Nenek Gumala lama duduk menunggu kami didepan pintu rumahnya. Rumah kecil ukuran sekitar 3 kali 5 meter itu tak berkamar tak pula ada dapur. Pintu masuk hanya satu di depan dan dua buah jendela satu di depan dekat pintu tadi dan satunya lagi di bagian sebalah kanan.  Diruangan itu terletak kasur dari busa tipis, tertutup separuh bagiannya dengan kain panjang lusuh sebagai sprai, ada batal kumal berwarna coklat tua sudah lama dipakai. baca : Nenek Gumala dari Pulau Sembur : Umurnya sudah seratus Tahun Perempuan Tertua di Batam



Masuklah ujarnya kepada kami, dia masih dibendul pintu beringsut masuk, tidak berdiri hanya menggerser punggungnya dari bendul pintu luar ke bagaian dalam,  aku masuk membungkuk melaluinya.

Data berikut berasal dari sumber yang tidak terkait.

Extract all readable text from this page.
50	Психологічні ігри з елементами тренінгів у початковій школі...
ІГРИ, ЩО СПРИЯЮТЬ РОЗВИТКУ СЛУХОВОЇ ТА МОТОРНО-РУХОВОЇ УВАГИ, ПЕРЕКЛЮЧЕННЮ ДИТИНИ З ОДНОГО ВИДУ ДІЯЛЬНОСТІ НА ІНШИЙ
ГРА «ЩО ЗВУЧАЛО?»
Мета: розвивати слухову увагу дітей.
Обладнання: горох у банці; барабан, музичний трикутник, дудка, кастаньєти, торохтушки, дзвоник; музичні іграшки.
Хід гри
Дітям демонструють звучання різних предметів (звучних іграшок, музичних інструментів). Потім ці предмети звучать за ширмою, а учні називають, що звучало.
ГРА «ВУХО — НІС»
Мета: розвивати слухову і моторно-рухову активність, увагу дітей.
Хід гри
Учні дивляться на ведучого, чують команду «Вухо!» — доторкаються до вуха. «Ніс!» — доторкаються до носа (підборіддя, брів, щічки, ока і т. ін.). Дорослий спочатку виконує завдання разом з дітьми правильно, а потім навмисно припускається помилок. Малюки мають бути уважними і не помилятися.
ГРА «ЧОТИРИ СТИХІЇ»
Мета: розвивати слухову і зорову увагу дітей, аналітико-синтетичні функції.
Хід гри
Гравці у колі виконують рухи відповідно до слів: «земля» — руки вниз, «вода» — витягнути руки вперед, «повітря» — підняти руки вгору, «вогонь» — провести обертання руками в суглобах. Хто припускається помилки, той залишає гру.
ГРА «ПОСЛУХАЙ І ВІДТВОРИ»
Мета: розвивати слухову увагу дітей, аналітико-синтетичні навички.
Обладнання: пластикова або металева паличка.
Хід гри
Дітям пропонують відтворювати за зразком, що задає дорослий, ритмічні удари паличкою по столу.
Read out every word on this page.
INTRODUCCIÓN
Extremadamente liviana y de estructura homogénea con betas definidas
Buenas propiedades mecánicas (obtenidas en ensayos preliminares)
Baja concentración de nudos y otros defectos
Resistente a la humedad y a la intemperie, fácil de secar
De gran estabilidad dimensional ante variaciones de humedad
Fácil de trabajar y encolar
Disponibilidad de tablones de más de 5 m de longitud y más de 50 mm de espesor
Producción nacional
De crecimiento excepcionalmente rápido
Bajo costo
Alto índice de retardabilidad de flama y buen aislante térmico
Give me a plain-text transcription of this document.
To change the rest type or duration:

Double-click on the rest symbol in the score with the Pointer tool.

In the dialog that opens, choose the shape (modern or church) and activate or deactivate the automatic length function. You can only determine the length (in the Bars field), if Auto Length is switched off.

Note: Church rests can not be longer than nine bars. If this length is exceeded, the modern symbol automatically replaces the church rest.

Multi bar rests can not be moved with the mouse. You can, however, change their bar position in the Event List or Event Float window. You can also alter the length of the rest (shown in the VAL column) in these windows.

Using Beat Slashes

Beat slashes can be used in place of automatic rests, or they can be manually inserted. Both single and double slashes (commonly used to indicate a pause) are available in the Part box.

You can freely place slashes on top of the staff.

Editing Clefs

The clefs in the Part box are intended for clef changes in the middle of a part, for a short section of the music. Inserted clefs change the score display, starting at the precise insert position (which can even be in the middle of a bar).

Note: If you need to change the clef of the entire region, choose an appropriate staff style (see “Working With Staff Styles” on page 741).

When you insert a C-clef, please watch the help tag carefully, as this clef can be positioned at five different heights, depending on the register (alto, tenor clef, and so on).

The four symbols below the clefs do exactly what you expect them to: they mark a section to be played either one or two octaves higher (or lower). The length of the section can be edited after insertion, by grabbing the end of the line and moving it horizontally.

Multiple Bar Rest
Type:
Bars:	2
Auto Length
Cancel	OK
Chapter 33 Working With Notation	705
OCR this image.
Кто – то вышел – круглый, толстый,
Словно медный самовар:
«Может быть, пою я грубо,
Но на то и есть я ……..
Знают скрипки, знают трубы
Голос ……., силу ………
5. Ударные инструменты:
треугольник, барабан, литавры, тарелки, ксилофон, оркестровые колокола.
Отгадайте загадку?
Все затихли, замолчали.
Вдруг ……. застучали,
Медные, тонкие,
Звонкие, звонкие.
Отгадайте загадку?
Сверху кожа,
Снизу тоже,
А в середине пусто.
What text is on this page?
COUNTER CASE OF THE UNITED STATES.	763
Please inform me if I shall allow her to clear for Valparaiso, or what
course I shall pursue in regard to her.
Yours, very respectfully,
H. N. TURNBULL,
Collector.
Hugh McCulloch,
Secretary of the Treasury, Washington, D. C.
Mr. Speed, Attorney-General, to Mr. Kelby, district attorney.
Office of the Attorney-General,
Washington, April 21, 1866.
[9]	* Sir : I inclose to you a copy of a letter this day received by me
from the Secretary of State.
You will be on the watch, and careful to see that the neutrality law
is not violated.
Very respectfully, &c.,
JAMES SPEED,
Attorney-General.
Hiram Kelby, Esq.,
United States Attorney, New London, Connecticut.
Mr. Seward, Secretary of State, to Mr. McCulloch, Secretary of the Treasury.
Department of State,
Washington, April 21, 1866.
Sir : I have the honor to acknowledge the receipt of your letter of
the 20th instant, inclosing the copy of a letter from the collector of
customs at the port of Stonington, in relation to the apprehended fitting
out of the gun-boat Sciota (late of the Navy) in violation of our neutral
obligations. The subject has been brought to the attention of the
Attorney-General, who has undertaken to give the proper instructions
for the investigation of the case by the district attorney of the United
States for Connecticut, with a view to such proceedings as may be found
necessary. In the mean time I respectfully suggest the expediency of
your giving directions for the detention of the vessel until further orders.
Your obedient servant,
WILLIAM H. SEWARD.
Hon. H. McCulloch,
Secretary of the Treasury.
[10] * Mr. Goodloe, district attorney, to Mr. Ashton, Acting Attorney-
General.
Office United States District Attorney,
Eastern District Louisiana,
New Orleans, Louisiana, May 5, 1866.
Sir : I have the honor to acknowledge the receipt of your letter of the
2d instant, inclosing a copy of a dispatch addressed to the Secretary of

Lantai rumah itu terlihat bersih terbuat dari papan yang diserut, taka ada tikar dan tak ada pajangan apapun yang tergantung didinding rumah itu.

Kusalami Nek Gumala sambil masuk tadi, dan aku duduk dekat kasur tempat tidurnya, karena kasur itu terletak agak ke tengah ruangan dan bantalnya pula sejajar dengan pintu masuk tadi, agaknya kalau nenek Gumala sedang berbaring matanya masih dapat melihat keluar. Dia tersenyum, berdua dengan adiknya nenek Iye dan seorang lagi adiknya nomor tiga datang menghampiri kami. “Kami masih ada empat orang yang hidup adik beradik perempuan.” Kata nenek Gumala,  ketika kutanyakan nenek seorang yang baru datang tadi duduk bersama kami. “Yang seorang lagi tak bisa kemari, hujan jalan licin.” Kata Yangcik anak perempuan nenek Gumala. 

Disudut ujung tempat baring nenek Gumala tadi ada beberapa pinggan kosong, dan mangkuk dan ceret plastik berisi air. “Nenek tak mau tinggal bersama kami, jadi makanan dan minuman kami antar kesinin.” Ujar Yangcik lagi. Rumah nenek Gumala baru saja di renovasi (bedah rumah) oleh pemerintah. 

Sejak pagi dari Batam, sampai ke Kampung Baru Galang Baru, hujan terus menerus, terkadang berhenti sebentar gerimis, panas dan terkadang lebat. Spead Boat yang rencana membawa kami, ke Pulau Sembur tempat kediaman nenek Gumala, sebelumnya sudah berjanji, tiba tiba mesinnya rusak, waktu Juhur sudah lewat, ya masih untuk ada pompong yang bersedia membawa kami meskipun hujan gerimis masih turun lagi. 

Sudah lama juga tidak bertemu dengan nenek Gumala, aku dipandanginya terus, aku sengaja datang menemuinya karena dikabarkan dia sakit dan acap pula menyebut namaku. Dia hanya tersengil, memajukan sedikit mukanya,  pendengarannya agak terganggu, jadi tak didengarnya apa yang kukatakan. “Agak kuat sedikit bicaranya, tak apa apa.” Kata nenek Aye yang duduk disebelahnya. Tak sampai hati pula nak bicara kuat kuat, jadi nenek Aye lah yang menyampaikan apa yang kukatakan.

Beberapa anak anak tetangga mulai berdatangan melihat kami, beberapa ibu ibu pun datang masuk kedalam rumah itu. Ramadhan tahun ini sepi orang yang datang ke Pulau itu, ujar Yangcik Putri ke enam nenek Gumala, yang rumahnya dekat rumah nenek Gumala. 

Tak lama kami dirumah nenek Gumala, karena rencana hendak ke Pulau Lain pula bersilaturrahmi, sedikit zakat untuk beliau dan para janda serta para anak yatim di kampun itu kami tinggalkan Pulau Sembur, jalanan masih berair dan licin, tetapi hujan sudah reda dan matahari pula bersinar kembali.

" Sehat sehat selalu, InsyaAllah Syawal mendatang kita berjumpa lagi ya nek." Ucapku kepadanya.